La menace conjuguée de la sécheresse, de la hausse des prix des denrées alimentaires, des
déplacements de population et de la pauvreté chronique touchent une grande couche de la population sahélienne
.L'insécurité alimentaire et la malnutrition sont récurrentes dans la région
avec plus de 16 millions de personnes
directement menacées cette année. Les augmentations liées au prix des denrées
alimentaires rendent les aliments plus
inaccessibles aux personnes pauvres, en particulier aux femmes et aux filles
qui ont une santé plus fragile que les hommes en période de pénurie alimentaire.
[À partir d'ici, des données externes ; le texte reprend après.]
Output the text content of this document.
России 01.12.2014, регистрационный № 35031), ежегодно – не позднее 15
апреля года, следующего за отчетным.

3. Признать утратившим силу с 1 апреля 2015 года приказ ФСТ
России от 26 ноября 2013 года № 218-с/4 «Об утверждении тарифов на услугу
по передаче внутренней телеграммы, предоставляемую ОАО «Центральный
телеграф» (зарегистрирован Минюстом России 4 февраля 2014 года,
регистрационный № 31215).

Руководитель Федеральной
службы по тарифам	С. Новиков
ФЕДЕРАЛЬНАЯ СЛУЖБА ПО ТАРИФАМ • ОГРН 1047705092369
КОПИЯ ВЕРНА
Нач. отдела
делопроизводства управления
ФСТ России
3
Par conséquent, il conviendrait que les
intérêts des femmes soient davantage pris en compte dans les politiques de
développement durable et que les négociations internationales sur le climat
traitent également des impacts différenciés du changement climatique sur les
femmes et les hommes et de structurer les stratégies et les outils qui intègrent
les femmes en tant qu'actrices du développement durable.
Depuis
1992, lors du Sommet de Río nous avons plaidé en faveur de l'éducation
environnementale avec une compréhension intense entre l'égalité de genre, la
justice et la durabilité. En Juin 2012 à
Rio 20 , les points d'achoppement sont restés l'accaparement des terres
les plus fertiles pour promouvoir
l'agriculture industrielle intensive et l'exportation massive à l'opposé de
l'agriculture familiale et écologique qu'il faut protéger et développer pour la
mettre au service de la sécurité et de la souveraineté alimentaire, et de
l'environnement.
Les perspectives
Les solutions les plus efficaces aux
changements climatiques seront celles qui proviennent de la base et qui sont
fondées sur les propres connaissances et les besoins des communautés de leur
environnement immédiat. Les initiatives doivent continuer dans les nouvelles
approches plus équitables et plus viables dans les manières de vivre, de
produire et de consommer.
Conclusion
La lutte contre le changement climatique implique l'adoption de modèles
de développement au niveau national et
local. Il est indispensable que les droits et situations des femmes soient
davantage pris en compte dans les politiques de développement durable et que
les négociations internationales et les programmes nationaux sur le climat traitent
également les questions liées au genre et leur financement.